I’m obsessed with goat cheese and strawberries, which is why you’ll find both fully-stocked in our home at all times. We used to grow strawberries in our garden in Washington when I was a kid. There is nothing like a fresh, juicy, plump red strawberry plucked right out of your own backyard. I get pretty giddy this time of year, when local strawberries start ripening here in California. Around here you can stock up on fresh, organic strawberries for like $3 a flat!
I had these goat cheese strawberries at a party once and I have to admit, they turned me into a rather rude partygoer. Everyone else was being all social and mingling and where was I? Hovering over the snack table scarfing down goat cheese strawberries. I just can’t get enough.
Goat Cheese Strawberries
- 2 pounds fresh strawberries
- 8 ounces goat cheese
- 2 Tbsp basil
- Remove strawberry hulls with a melon baller or paring knife.
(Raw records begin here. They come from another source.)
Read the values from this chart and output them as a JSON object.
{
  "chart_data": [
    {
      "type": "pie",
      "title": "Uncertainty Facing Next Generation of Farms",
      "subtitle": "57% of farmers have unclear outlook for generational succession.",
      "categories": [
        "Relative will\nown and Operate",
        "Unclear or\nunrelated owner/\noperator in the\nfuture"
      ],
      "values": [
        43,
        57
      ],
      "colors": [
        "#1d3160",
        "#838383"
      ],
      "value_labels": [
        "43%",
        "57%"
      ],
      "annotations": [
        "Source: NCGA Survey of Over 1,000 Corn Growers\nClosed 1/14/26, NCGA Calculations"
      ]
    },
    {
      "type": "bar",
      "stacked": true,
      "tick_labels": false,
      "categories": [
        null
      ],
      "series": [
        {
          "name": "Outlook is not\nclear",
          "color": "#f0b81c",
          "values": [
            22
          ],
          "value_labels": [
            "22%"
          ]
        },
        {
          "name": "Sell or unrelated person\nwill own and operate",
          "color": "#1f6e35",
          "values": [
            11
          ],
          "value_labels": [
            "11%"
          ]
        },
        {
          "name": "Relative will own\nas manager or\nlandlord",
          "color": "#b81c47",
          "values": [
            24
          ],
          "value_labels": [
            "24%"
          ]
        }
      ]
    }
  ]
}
- Stuff each strawberry with approximately ½ Tbsp goat cheese.
- Sprinkle with basil and serve.
I like to use a melon baller to hull strawberries. It removes that white woody part quickly and easily while leaving the perfect little pocket for goat cheese. Early season strawberries aren’t as sweet as the later ones, so the taste of this dish varies a little throughout the year. I like my strawberries however they come: super-sweet or with a little bit of bite. It is a good idea to put a sign next to these indicating that they are goat cheese strawberries, because there’s always one or two people expecting the cream in the middle to be sweet. It’s a bit of a curveball if they’re expecting a dessert and instead bite into a cheesy fruit mashup.
Just spoon the goat cheese in with a teaspoon or knife and sprinkle with basil for a hint of seasoning and extra color.
Strawberries are actually REALLY good for you. They help control blood pressure and reduce cholesterol, and they have tons of vitamin C and fiber.
So that means I can eat as many goat cheese strawberries as I want!